Submitted to: Annals of the Entomological Society of America
Publication Type: Peer Reviewed Journal
Publication Acceptance Date: May 2, 2011
Publication Date: September 1, 2011
Citation: Roehrdanz, R.L., Bourchier, R., Cortilet, A., Olson, D.L., Sears, S. 2011. Phylogeny and genetic diversity of flea beetles (Aphthona sp.) introduced to North America as biological control agents for leafy spurge. Annals of the Entomological Society of America. 104(5):966-975. DOI: 10.1603/AN10145. Interpretive Summary: In the late 1980s and early 1990s five species of flea beetles were brought from Europe to North America in an effort to suppress populations of the rangeland weed, leafy spurge. We used DNA markers to look at the genetic diversity of the flea beetles captured at various sites in the USA and Canada. Generally greater genetic diversity gives a population the opportunity to adapt to a wider range of local conditions. Because the beetles in North America originated from a relatively small number imported from Europe there is a chance that the genetic diversity was reduced in the process of importation and survival in North America. Unfortunately there is no genetic data available from the time of the original releases. We found that about 3/4 of the population of the most common brown flea beetle species has potentially reduced genetic variability due to a bacterial infection. We also found that the common black species has very little diversity in the USA but shows extensive diversity in Canada. One Canadian population is so divergent that it could be another species. This population might be effect in controlling leafy spurge at some sites where the other populations and species have not done well.

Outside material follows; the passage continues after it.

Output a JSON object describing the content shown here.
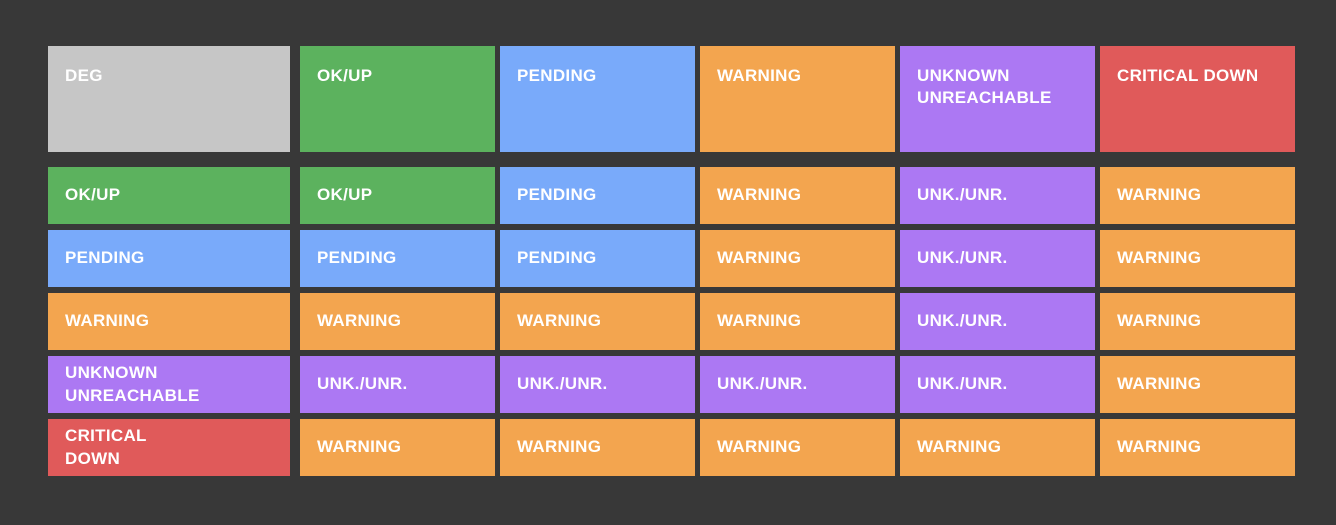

Technical Abstract: A molecular phylogeny is presented for the five main species of Aphthona flea beetles that were introduced to North America in conjunction with the leafy spurge biological control program. The mitochondrial genome was examined using PCR-RFLP of a 9000 bp segment and nucleotide sequencing of a 575 bp piece of cox1-cox2. A Neighbor Joining tree of the RFLP data, along with Neighbor Joining and Maximum Parsimony trees of the sequence alignments, all had the same major branching pattern. Each of the recognized species was a well defined clade. Three within species sub branches had very limited mtDNA diversity. One was a Wolbachia infected lineage of A. nigriscutis most likely generated by a Wolbachia sweep. Two of three subclades of A. lacertosa also had very little genetic diversity. One of these also displayed a divergence from the other two, similar to the divergence between some of the other species pairs, making it a legitimate candidate for a cryptic species. Its distribution was restricted to Canada. The other genetically depauperate A. lacertosa line was the only lineage recovered in the USA. The geographically restricted nature of some of the genetic lines could be exploited to redistribute them to other locations. It remains to be determined if either Wolbachia infection or a narrow genetic base has any detrimental effect on biological control.